The redesigned version of the Griffin’s Crier, my gaming group’s web site, is now up and running — you can check it out at The GriffCrier has been around for more than a decade; our Blackrazor Guild gaming group first launched the site in 1998 as an archive for our World of Greyhawk campaign. Over time, our gaming group’s evolved and added new web apps — we now have a dedicated forum for in and out of game conversations, the archival D&D content has been moved to a Greyhawk wiki, and we’ve spawned several additional blogs and wikis in support of the other RPGs we play

Over time, the role of the Griffin’s Crier diminished, and it was time to bring it back. Four of us are blogging now, and even more are using Twitter. We’ve got two campaign blogs and two corresponding wikis, all of which are producing RSS. In recent years, the home page of the Crier had been static as content was updated elsewhere; I wanted to change that by pulling in headlines from across the Blackrazor blogosphere.

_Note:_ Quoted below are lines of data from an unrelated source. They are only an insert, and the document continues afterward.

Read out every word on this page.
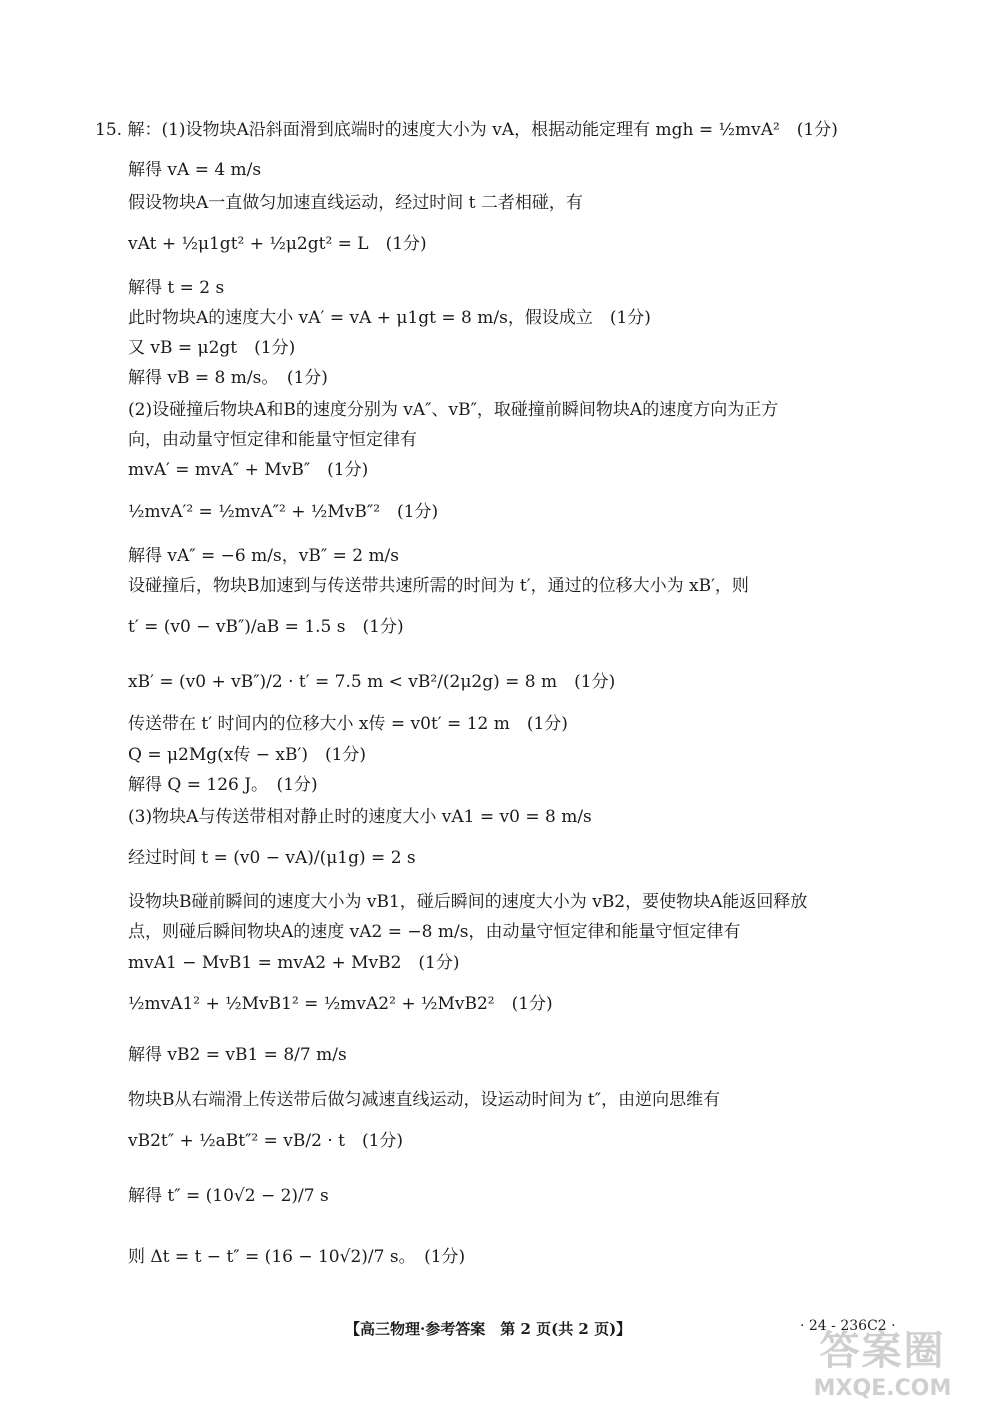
15. 解：(1)设物块A沿斜面滑到底端时的速度大小为 vA，根据动能定理有 mgh = ½mvA²　(1分)
解得 vA = 4 m/s
假设物块A一直做匀加速直线运动，经过时间 t 二者相碰，有
vAt + ½μ1gt² + ½μ2gt² = L　(1分)
解得 t = 2 s
此时物块A的速度大小 vA′ = vA + μ1gt = 8 m/s，假设成立　(1分)
又 vB = μ2gt　(1分)
解得 vB = 8 m/s。　(1分)
(2)设碰撞后物块A和B的速度分别为 vA″、vB″，取碰撞前瞬间物块A的速度方向为正方
向，由动量守恒定律和能量守恒定律有
mvA′ = mvA″ + MvB″　(1分)
½mvA′² = ½mvA″² + ½MvB″²　(1分)
解得 vA″ = −6 m/s，vB″ = 2 m/s
设碰撞后，物块B加速到与传送带共速所需的时间为 t′，通过的位移大小为 xB′，则
t′ = (v0 − vB″)/aB = 1.5 s　(1分)
xB′ = (v0 + vB″)/2 · t′ = 7.5 m < vB²/(2μ2g) = 8 m　(1分)
传送带在 t′ 时间内的位移大小 x传 = v0t′ = 12 m　(1分)
Q = μ2Mg(x传 − xB′)　(1分)
解得 Q = 126 J。　(1分)
(3)物块A与传送带相对静止时的速度大小 vA1 = v0 = 8 m/s
经过时间 t = (v0 − vA)/(μ1g) = 2 s
设物块B碰前瞬间的速度大小为 vB1，碰后瞬间的速度大小为 vB2，要使物块A能返回释放
点，则碰后瞬间物块A的速度 vA2 = −8 m/s，由动量守恒定律和能量守恒定律有
mvA1 − MvB1 = mvA2 + MvB2　(1分)
½mvA1² + ½MvB1² = ½mvA2² + ½MvB2²　(1分)
解得 vB2 = vB1 = 8/7 m/s
物块B从右端滑上传送带后做匀减速直线运动，设运动时间为 t″，由逆向思维有
vB2t″ + ½aBt″² = vB/2 · t　(1分)
解得 t″ = (10√2 − 2)/7 s
则 Δt = t − t″ = (16 − 10√2)/7 s。　(1分)
【高三物理·参考答案　第 2 页(共 2 页)】	· 24 - 236C2 ·
答案圈
MXQE.COM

The new site has a featured news section with group-specific headlines (and eventually updates from campaign blogs). Below this are four columns pulling headlines from member blogs. There are also links to all of our RPG campaign web sites and a photo archive with pictures from across our group’s long history. There’s a campaign calendar highlighting upcoming game days, and I’m working on putting together a Game Library to keep track of our various board games, card games and video games (we often have trouble remembering who has what, especially with multiplayer video games). I haven’t integrated Twitter yet, but I’m going to talk to the guys about that — if nothing else I may create a dedicated Twitter account for the site to post headlines and such.

For the technically minded, the new GriffCrier was built using WordPress MU — that’s the multi-site version of WordPress. I did this for several reasons:

    1. I’m using MU at work, and I need a test bed
    2. I want to combine all of our campaign blogs under a single, easily-maintained, easily-managed code base.
    3. I wanted to learn more about developing WordPress themes and plugins

So far I’m pleased with how things turned out, and the guys are too. I think the thing that surprised me most is how much fun I’m having unearthing old photos and loading them to the site. My group’s been around for 13 years, and there’s a lot of history associated with it. Having an archive of the real-world component of that is going to be very, very cool.